# Ring sling with large breasts



## kylaskye (Jan 18, 2011)

I'm having a bit of trouble getting a comfortable fit with my babe in a ring sling. I have large breasts (which have gotten bigger now that they're full of milk) and the part of the sling that goes up to the rings is fitting funny around them.

Any tips or suggestions for working around large breasts with a ring sling? I've been doing a tummy-to-tummy hold with a newborn, if that helps any.


----------



## stellabluz (May 24, 2006)

Wanted to respond so that you dont get down on carriers in general...No tips really, otherthan making sure the rings start higher on your shoulders and then sit close to collarbone as you adjust.. BUT I find ring slings really hard to use with a newborn. I love them for later on (6m+), but a wrapping carrier with a newborn feels so much more comfortable, safe and do-able. Hopefully you could try one of those if you are looking for some hands free time. Maybe try a used moby,sleepy baby wrap on ebay?


----------



## bignerpie (Apr 16, 2009)

I have the same problem. I'm really short with large breasts and my babies are big (8.5+ pounds at birth), so it's hard to get a good fit.

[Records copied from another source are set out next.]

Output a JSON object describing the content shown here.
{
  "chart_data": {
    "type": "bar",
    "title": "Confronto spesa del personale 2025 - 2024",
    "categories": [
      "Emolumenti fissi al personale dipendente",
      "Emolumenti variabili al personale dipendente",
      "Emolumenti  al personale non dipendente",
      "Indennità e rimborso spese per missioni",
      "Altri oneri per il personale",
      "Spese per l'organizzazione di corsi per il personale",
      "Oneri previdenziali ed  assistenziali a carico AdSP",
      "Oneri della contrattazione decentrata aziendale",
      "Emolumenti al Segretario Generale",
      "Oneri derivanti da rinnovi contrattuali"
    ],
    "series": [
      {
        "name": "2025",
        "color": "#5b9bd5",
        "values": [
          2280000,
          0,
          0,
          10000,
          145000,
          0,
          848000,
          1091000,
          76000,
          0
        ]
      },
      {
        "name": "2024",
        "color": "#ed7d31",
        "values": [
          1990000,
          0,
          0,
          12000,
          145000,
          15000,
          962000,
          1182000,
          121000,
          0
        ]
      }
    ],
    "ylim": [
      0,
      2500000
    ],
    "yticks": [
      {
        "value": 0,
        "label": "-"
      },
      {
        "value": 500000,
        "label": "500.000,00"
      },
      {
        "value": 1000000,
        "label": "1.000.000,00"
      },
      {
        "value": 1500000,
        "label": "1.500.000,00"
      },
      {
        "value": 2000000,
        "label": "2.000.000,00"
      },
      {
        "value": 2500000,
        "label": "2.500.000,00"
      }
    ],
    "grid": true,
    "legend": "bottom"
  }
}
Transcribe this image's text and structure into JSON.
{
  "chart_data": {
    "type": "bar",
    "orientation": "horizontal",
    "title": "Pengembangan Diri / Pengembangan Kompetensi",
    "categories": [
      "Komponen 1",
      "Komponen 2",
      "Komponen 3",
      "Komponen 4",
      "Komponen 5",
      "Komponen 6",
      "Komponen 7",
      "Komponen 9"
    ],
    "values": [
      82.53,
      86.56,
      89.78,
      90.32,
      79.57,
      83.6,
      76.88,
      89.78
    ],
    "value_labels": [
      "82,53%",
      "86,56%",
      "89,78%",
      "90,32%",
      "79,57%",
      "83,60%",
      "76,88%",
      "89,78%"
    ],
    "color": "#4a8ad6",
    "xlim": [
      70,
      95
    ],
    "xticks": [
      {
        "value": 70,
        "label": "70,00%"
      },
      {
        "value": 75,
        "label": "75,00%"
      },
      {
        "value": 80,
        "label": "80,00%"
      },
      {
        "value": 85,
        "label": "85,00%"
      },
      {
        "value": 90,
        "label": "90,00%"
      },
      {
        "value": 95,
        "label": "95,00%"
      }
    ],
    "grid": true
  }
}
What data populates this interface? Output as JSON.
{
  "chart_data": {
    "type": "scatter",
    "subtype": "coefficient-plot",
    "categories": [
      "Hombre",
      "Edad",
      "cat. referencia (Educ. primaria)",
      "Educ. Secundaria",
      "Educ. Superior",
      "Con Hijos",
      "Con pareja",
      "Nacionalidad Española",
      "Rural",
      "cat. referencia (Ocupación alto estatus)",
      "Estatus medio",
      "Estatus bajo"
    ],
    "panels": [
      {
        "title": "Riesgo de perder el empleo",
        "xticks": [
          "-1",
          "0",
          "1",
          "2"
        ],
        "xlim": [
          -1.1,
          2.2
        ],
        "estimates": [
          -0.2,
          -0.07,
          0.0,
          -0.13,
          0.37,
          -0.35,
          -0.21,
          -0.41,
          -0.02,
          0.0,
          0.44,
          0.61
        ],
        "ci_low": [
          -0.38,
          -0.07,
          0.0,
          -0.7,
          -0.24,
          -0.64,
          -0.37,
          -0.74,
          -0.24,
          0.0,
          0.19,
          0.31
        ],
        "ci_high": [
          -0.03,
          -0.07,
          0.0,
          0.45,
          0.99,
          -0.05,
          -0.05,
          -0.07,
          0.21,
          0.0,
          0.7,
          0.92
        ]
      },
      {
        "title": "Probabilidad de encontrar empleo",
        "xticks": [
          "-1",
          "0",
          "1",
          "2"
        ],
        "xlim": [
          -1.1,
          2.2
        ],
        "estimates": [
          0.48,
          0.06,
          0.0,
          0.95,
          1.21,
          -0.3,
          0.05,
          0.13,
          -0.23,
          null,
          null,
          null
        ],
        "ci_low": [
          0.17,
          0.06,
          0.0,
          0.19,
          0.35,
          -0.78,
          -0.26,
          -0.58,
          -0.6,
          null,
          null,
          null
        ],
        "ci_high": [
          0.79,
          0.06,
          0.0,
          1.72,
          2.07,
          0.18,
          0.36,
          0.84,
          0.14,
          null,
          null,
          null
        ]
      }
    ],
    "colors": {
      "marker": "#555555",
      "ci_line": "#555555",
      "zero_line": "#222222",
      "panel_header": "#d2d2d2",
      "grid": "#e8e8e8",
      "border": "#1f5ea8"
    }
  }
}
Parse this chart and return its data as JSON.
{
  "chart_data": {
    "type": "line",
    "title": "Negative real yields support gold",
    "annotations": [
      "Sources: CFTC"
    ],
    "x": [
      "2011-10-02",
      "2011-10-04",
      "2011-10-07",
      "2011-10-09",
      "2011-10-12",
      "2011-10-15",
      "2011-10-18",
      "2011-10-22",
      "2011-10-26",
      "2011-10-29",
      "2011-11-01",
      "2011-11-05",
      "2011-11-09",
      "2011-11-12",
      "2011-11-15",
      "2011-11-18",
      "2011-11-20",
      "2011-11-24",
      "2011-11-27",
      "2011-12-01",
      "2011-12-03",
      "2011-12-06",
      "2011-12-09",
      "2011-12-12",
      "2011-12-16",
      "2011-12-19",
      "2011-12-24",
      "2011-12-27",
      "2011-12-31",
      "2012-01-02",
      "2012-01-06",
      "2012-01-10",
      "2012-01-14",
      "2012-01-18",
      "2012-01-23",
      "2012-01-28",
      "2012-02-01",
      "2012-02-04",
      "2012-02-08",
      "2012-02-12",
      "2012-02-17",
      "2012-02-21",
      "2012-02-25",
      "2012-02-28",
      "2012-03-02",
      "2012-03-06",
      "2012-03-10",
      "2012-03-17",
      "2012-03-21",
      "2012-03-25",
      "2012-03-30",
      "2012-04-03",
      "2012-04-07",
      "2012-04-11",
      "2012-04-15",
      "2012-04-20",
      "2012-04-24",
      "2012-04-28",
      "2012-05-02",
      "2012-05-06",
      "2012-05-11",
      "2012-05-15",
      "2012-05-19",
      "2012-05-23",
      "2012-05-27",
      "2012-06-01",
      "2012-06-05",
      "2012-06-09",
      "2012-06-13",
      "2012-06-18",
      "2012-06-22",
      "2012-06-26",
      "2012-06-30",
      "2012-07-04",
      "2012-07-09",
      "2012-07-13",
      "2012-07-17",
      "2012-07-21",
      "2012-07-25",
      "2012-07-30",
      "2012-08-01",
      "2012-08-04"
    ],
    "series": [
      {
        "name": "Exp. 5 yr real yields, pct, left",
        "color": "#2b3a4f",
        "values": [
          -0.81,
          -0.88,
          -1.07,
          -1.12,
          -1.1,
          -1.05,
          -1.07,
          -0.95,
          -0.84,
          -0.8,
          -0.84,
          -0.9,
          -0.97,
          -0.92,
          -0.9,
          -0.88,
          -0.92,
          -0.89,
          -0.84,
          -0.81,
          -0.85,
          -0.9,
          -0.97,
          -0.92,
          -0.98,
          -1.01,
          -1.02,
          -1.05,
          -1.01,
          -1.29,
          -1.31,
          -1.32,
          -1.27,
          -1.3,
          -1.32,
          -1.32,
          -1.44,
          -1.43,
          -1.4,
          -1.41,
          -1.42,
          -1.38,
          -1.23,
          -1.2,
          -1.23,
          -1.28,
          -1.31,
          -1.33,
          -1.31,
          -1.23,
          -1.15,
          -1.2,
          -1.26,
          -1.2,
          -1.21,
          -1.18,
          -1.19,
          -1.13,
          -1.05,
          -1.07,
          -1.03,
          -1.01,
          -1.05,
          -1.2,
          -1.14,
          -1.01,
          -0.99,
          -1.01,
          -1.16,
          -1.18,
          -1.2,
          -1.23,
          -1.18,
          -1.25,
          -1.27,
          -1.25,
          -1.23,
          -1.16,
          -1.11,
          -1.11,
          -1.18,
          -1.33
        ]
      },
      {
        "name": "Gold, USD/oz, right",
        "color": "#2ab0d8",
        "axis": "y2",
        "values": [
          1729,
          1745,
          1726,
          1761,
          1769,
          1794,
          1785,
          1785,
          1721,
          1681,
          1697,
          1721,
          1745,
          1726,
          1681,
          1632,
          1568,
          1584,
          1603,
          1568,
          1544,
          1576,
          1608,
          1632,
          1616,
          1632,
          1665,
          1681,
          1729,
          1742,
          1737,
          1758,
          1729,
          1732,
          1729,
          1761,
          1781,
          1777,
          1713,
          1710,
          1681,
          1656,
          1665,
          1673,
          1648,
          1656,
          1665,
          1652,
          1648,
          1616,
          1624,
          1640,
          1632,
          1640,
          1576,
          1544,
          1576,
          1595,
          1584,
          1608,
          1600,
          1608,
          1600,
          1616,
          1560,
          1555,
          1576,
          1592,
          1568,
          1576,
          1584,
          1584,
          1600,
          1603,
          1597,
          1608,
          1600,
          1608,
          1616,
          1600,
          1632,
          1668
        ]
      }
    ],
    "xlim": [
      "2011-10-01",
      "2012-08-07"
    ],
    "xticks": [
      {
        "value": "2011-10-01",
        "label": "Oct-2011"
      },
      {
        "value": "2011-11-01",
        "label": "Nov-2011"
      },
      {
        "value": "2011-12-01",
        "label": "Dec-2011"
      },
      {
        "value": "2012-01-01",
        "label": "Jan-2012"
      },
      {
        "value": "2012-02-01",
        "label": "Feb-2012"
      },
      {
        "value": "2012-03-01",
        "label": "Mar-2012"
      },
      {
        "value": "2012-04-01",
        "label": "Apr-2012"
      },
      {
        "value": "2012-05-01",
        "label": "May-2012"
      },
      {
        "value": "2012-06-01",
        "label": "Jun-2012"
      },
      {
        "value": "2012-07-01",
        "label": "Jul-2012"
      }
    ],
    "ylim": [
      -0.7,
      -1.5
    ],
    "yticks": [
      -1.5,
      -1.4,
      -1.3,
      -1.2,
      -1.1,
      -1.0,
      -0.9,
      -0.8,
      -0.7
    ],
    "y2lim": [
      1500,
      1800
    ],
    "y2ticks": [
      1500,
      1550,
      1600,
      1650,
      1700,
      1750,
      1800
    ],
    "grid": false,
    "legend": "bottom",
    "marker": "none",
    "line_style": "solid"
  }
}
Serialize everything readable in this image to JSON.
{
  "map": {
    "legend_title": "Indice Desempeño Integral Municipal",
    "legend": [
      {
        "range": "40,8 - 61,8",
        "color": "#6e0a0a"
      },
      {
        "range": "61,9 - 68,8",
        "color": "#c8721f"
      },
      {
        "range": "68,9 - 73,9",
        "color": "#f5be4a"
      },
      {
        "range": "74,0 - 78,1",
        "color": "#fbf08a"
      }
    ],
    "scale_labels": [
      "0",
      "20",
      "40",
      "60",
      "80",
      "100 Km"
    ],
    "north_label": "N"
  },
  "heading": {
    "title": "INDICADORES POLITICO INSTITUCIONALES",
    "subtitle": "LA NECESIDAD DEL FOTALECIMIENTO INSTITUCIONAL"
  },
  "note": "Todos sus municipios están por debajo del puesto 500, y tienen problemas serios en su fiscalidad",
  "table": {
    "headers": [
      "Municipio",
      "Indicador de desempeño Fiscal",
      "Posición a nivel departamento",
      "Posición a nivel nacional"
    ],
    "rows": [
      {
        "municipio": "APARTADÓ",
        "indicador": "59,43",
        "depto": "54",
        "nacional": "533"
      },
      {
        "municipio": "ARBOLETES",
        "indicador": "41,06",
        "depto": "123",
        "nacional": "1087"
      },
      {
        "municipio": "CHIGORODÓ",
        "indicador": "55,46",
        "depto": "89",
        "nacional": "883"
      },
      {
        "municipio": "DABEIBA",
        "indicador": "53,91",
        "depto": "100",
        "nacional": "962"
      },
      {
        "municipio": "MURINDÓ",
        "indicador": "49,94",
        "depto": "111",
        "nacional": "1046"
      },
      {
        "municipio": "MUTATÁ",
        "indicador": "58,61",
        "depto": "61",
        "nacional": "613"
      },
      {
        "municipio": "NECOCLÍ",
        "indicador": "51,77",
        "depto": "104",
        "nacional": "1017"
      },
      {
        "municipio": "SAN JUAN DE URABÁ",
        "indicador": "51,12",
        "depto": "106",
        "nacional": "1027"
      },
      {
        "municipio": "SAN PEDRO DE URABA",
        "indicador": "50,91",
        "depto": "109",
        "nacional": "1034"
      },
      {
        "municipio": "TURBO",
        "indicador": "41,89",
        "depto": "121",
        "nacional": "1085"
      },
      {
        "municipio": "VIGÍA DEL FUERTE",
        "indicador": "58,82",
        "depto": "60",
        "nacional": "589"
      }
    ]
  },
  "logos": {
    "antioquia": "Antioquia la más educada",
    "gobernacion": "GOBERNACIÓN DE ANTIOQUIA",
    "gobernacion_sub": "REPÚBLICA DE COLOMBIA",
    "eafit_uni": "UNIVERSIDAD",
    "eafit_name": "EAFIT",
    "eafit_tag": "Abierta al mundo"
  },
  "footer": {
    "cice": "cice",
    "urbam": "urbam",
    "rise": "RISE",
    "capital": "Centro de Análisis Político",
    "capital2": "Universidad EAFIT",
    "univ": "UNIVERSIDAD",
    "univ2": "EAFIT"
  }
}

With the ring sling, I have to carry pretty high, so the baby's head is pretty much under my neck. I love the Moby for the first few weeks.


----------



## insidevoice (Feb 16, 2011)

Hm, I also have large breasts, but I loved a ring sling with a newborn. I generally have the rings over my left shoulder, and baby's head off to the same side. I wrap the tail to make sure the rings are soft, but their head is down lower than the ring anyway. It takes a little practice, but I actually found that the breasts made a decent support...


----------



## motherhendoula (Feb 13, 2009)

I have large breasts and never had an issue with ring slings.... this may be weird but do you have some sort of super fantastic supportive nursing bra? I have found such crap for nursing bras (but im picky, i want seamless, no underwire...) anyhoo - my breasts are literally far enough down that tehy dont interfere with the rings in the slightest. Sometimes i feel a little 'smooshed' if im wearing it for too long - but i am carrying a 30 lb 1 yr old now!


----------



## kylaskye (Jan 18, 2011)

Haven't checked this forum in a bit, but thank you ladies for responding. (I checked those first few days then gave up on the thread.)

I eventually figured out my ring sling issues, and I'm wearing him fine now. Especially since he has more head control and I don't have to worry about that nearly as much.

Motherhendoula, I'm wearing http://www.amazon.com/Womama-Bamboo-Evolve-4-Cup-Nursing/dp/B004E85BS0 for the most part. I love it, but I think the cup or band runs small, so I'd go up a band size from what you normally would wear. Mine's a tad on the small size, but I'm hoping my breasts will go down so I don't have to buy another one. It doesn't have an underwire but there are seams, though they don't bother me. I'm not sure how sensitive to those you are.


----------